A lot of things combined. I buy all of my books used online at Amazon Marketplace or Half.com and then resell them at virtually the same price. It’s quite a racket the law school bookstores and casebook publishers have going on. I try not to participate in it as much as possible. I wrote about this on my blog here:

Cost of Text Books In School

Whenever I need something new I’m freakishly insistent on getting the best price through research online. Basically all of my gifts for Christmas this year were bought on deal websites and over half of them had rebates involved.

I sold my car last year to save money on maintenance, gas, random fees, and inevitable street cleaning tickets in Chicago. I just don’t need it in the city.
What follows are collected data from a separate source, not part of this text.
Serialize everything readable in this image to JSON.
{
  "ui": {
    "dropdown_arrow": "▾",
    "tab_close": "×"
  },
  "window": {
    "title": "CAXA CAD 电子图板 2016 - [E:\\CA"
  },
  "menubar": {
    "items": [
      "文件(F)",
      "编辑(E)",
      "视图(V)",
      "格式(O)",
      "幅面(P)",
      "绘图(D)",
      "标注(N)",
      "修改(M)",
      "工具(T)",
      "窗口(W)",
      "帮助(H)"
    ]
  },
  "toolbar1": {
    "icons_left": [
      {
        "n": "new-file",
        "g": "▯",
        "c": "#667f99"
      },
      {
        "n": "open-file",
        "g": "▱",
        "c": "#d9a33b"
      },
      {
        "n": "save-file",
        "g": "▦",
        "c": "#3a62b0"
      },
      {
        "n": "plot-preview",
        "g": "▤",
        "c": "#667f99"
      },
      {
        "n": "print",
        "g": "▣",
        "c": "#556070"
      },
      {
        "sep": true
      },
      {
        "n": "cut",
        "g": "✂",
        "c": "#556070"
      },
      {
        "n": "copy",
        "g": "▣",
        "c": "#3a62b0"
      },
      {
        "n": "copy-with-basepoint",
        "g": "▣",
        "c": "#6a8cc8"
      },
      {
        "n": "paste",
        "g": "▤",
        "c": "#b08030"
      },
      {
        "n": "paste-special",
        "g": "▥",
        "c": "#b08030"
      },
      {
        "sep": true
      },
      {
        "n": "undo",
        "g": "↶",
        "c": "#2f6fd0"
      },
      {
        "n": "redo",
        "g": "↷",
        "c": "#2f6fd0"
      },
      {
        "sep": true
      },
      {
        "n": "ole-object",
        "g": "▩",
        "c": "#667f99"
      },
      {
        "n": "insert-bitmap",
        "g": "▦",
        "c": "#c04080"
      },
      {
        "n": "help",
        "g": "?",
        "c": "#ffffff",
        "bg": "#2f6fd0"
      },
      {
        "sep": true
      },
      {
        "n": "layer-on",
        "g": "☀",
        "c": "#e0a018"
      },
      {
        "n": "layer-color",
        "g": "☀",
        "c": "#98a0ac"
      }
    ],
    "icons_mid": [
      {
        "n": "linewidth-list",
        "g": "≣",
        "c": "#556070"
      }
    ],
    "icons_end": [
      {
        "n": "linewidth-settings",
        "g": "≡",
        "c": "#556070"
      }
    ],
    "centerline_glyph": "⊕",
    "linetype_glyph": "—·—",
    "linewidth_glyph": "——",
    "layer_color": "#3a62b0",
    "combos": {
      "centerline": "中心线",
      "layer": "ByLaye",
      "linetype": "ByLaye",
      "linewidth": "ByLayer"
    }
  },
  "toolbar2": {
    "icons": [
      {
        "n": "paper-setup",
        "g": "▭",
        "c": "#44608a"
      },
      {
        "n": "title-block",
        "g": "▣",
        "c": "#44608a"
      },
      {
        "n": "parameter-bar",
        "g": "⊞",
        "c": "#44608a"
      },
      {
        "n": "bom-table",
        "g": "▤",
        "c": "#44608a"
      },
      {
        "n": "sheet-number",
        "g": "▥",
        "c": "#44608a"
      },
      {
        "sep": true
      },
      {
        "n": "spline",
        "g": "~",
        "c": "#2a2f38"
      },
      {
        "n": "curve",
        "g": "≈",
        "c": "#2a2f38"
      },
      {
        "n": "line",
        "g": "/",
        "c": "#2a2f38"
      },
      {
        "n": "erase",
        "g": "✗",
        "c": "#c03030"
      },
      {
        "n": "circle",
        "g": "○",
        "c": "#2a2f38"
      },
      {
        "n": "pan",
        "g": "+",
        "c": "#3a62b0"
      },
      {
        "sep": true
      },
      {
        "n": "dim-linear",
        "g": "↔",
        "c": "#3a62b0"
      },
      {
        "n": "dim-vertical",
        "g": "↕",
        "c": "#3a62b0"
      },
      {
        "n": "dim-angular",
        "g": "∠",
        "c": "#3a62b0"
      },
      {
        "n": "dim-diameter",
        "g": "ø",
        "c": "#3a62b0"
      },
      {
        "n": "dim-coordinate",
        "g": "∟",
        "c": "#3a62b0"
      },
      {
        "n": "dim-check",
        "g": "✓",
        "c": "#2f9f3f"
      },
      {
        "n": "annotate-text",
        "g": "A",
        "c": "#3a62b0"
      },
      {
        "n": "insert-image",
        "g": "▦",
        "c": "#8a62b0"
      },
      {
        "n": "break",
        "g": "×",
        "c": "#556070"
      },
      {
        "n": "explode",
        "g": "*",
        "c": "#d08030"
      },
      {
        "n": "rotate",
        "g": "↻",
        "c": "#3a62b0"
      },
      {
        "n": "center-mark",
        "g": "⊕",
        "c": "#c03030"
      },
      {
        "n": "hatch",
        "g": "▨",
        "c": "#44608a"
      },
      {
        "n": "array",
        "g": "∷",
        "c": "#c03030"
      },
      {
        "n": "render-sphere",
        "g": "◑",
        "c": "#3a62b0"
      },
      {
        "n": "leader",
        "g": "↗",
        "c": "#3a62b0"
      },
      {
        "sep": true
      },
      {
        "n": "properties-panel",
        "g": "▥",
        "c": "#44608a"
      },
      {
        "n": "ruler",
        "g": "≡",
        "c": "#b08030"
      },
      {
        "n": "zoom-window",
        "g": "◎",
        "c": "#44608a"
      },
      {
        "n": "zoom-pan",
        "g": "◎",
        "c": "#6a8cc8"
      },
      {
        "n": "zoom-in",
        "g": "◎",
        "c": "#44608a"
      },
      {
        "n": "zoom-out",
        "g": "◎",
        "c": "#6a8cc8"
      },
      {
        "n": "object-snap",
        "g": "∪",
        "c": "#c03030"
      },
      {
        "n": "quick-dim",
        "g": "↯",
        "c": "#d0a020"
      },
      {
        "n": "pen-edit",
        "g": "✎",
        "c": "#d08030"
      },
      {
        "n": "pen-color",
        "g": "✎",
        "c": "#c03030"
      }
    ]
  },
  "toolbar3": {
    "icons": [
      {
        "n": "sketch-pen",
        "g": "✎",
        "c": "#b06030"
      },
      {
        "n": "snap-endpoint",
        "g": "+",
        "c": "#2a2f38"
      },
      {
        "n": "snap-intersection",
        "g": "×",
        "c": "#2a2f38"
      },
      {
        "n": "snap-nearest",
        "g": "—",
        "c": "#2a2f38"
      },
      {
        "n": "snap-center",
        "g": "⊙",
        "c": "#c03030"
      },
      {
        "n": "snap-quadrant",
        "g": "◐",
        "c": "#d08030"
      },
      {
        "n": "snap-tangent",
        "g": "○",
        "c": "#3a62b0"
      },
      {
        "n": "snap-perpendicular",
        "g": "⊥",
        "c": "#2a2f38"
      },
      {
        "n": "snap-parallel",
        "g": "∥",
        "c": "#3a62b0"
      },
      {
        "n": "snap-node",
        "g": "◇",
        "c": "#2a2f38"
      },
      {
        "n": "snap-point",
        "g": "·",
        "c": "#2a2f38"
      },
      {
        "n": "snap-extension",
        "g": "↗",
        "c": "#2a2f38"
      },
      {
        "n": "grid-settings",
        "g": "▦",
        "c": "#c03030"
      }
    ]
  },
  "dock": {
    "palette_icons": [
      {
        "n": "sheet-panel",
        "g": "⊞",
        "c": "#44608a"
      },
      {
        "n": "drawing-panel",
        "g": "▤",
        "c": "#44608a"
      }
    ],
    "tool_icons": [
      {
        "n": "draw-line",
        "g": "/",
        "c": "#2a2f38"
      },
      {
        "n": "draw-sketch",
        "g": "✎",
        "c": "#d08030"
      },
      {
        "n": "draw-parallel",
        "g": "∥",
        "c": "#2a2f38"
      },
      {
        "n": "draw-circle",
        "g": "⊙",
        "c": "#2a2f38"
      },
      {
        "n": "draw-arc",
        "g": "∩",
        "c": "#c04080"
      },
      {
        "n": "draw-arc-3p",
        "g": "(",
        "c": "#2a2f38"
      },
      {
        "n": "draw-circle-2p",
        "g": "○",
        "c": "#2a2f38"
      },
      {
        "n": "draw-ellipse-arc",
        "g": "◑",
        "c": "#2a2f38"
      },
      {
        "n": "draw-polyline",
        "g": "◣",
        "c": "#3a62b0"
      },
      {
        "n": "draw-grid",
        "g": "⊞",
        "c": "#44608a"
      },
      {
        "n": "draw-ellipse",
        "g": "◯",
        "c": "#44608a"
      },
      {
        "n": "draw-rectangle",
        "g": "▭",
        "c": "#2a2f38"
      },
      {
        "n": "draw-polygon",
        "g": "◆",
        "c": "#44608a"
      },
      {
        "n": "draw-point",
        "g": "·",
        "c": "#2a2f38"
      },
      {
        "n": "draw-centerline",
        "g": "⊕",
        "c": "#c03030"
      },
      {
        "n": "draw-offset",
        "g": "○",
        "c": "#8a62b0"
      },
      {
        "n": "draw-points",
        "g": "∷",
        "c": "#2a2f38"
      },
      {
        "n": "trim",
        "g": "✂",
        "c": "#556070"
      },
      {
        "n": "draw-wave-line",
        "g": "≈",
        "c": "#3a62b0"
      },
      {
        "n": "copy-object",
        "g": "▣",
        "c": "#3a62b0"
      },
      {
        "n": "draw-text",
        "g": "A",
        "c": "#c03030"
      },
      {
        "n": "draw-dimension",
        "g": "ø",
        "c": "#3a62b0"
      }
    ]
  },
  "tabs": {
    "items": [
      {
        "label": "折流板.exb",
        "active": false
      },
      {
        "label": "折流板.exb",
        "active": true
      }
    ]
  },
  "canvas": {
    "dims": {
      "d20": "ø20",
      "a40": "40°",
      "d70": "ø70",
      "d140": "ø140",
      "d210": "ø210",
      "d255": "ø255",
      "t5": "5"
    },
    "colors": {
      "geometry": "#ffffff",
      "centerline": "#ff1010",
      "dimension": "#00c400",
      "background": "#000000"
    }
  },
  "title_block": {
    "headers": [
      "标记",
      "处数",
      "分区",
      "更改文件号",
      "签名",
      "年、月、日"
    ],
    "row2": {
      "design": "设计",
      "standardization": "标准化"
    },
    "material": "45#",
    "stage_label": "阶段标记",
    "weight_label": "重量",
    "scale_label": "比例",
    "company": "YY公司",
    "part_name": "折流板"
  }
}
Although I don’t know what I’d do without my girlfriend to chauffeur me around the city at times. She has a real job and a car so, obviously, part of my advice is get to get a sugar mama (don’t worry, she never reads my stuff). 🙂

And most importantly, I opted to take a full-time job with CALI and switch to school part-time in the middle of my second semester. This extended my time in law school. But it literally cut my debt in half. That’s right, I’d be looking at upwards of 160k in debt had I not taken this CALI job. Amazing. It really saved me.
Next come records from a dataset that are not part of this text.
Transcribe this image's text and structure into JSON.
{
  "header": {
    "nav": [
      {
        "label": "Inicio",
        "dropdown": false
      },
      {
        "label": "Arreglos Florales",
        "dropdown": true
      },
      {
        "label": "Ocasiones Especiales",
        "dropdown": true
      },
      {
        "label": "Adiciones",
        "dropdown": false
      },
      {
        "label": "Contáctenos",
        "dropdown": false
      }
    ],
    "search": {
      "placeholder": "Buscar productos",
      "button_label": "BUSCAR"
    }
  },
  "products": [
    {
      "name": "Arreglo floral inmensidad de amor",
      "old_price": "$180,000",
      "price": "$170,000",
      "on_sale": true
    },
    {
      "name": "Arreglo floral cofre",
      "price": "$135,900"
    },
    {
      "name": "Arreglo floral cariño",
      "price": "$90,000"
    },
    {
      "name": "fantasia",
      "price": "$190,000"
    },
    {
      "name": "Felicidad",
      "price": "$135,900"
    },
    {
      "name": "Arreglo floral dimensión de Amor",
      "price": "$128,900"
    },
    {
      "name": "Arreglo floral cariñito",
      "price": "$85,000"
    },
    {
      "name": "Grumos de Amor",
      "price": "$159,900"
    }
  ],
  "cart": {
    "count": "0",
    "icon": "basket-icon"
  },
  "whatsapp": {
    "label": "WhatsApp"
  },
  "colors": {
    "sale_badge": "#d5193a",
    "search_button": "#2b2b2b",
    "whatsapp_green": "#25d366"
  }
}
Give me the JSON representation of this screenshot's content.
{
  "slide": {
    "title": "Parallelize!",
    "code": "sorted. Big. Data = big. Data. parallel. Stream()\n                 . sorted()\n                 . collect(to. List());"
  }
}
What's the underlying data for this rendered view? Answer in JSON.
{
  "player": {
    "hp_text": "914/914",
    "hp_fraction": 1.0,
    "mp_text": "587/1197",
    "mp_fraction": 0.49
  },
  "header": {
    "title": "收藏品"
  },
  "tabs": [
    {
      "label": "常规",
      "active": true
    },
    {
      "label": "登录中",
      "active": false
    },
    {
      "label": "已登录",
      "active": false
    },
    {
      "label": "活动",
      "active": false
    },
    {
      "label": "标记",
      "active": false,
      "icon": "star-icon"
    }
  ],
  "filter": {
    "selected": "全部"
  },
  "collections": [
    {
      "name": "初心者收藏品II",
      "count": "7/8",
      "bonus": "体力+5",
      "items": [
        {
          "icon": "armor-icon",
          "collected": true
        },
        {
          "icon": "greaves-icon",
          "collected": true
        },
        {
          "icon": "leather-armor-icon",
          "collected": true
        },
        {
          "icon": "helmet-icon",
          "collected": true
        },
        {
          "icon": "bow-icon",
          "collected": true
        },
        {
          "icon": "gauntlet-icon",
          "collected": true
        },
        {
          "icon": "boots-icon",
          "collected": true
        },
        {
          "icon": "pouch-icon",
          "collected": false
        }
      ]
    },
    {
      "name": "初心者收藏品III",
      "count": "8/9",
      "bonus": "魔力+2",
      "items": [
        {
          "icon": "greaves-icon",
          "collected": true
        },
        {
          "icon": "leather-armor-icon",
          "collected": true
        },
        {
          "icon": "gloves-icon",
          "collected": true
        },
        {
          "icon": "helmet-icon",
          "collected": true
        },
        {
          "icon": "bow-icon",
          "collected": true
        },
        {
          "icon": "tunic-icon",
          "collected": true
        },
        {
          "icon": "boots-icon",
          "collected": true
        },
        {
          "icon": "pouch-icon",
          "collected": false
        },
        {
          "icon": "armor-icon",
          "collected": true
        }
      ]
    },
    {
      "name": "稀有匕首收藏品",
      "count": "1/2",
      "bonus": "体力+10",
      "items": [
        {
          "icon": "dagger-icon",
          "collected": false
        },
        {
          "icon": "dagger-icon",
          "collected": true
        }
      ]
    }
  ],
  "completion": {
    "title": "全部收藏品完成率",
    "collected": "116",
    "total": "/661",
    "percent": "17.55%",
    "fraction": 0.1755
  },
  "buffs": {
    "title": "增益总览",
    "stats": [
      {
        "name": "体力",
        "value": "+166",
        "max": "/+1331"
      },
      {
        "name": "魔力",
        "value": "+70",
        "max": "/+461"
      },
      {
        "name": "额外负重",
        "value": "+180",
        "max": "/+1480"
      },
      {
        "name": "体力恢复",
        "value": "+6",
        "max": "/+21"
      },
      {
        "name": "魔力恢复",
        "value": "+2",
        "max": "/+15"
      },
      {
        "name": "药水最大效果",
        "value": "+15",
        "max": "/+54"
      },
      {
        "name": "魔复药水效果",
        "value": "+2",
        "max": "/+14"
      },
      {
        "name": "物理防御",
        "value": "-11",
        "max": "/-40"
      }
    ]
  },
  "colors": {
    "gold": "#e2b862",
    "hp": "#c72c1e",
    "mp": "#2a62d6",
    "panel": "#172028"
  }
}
3. If you have student loan debt, when would you like to pay it off? How do you plan on reaching your goal?

It’s going to be a real long-term thing that depends on how much I make, what career path I choose to take, and what kind of family decisions I make (dual income? children? where to live?).

Optimistically, I think the best case scenario is 15 years to pay it back. But I could see using up the whole 25 or 30 years. I’ve never really sat down and thought of a schedule because I just can’t get a grasp on what my life looks like and what opportunities will be presented to me after I graduate.
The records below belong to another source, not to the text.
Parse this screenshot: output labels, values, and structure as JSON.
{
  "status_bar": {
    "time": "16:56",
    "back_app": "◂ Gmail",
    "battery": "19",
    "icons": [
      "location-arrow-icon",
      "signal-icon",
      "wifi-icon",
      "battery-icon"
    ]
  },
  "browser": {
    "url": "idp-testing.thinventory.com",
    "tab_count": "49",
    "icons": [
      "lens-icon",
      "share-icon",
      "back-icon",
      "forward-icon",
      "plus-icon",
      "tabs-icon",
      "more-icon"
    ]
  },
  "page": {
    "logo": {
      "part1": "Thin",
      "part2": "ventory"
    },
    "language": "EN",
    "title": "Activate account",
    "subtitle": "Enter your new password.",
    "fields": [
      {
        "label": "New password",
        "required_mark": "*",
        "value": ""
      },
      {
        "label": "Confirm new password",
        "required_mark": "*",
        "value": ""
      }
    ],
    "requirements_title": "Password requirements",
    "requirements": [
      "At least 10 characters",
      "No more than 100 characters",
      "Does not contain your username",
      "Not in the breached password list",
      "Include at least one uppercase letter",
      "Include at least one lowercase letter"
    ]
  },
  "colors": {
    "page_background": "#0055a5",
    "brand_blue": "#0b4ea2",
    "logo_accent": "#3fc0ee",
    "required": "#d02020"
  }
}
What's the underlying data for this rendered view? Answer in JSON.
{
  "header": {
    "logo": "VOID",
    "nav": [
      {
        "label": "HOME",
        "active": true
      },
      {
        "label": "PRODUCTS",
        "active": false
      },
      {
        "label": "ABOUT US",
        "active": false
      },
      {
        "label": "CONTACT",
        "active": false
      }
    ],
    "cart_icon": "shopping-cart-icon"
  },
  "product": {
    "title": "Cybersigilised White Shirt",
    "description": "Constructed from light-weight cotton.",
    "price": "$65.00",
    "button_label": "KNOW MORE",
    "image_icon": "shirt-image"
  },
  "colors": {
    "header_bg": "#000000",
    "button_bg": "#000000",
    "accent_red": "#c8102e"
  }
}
4. What other personal financial goals have you set for yourself?

Don’t default on my loans and never have to ask someone for financial help.

5. What is your weakness in regards to your personal finances and how do you think you can improve it?

Eating out and the Starbucks across the street from work/school. I’m at work and school all day so it’s just too easy to not make a lunch the night before and worry about lunch the next day.

And it’s not like I’m addicted to Starbucks. But paying 4.50 for a latte once or twice a week at most really burns me just due to the fact that I’m paying infinitely more per gallon for coffee than what I paid for gas. But I really do love the mocha. It’s a bad habit but at least I don’t smoke!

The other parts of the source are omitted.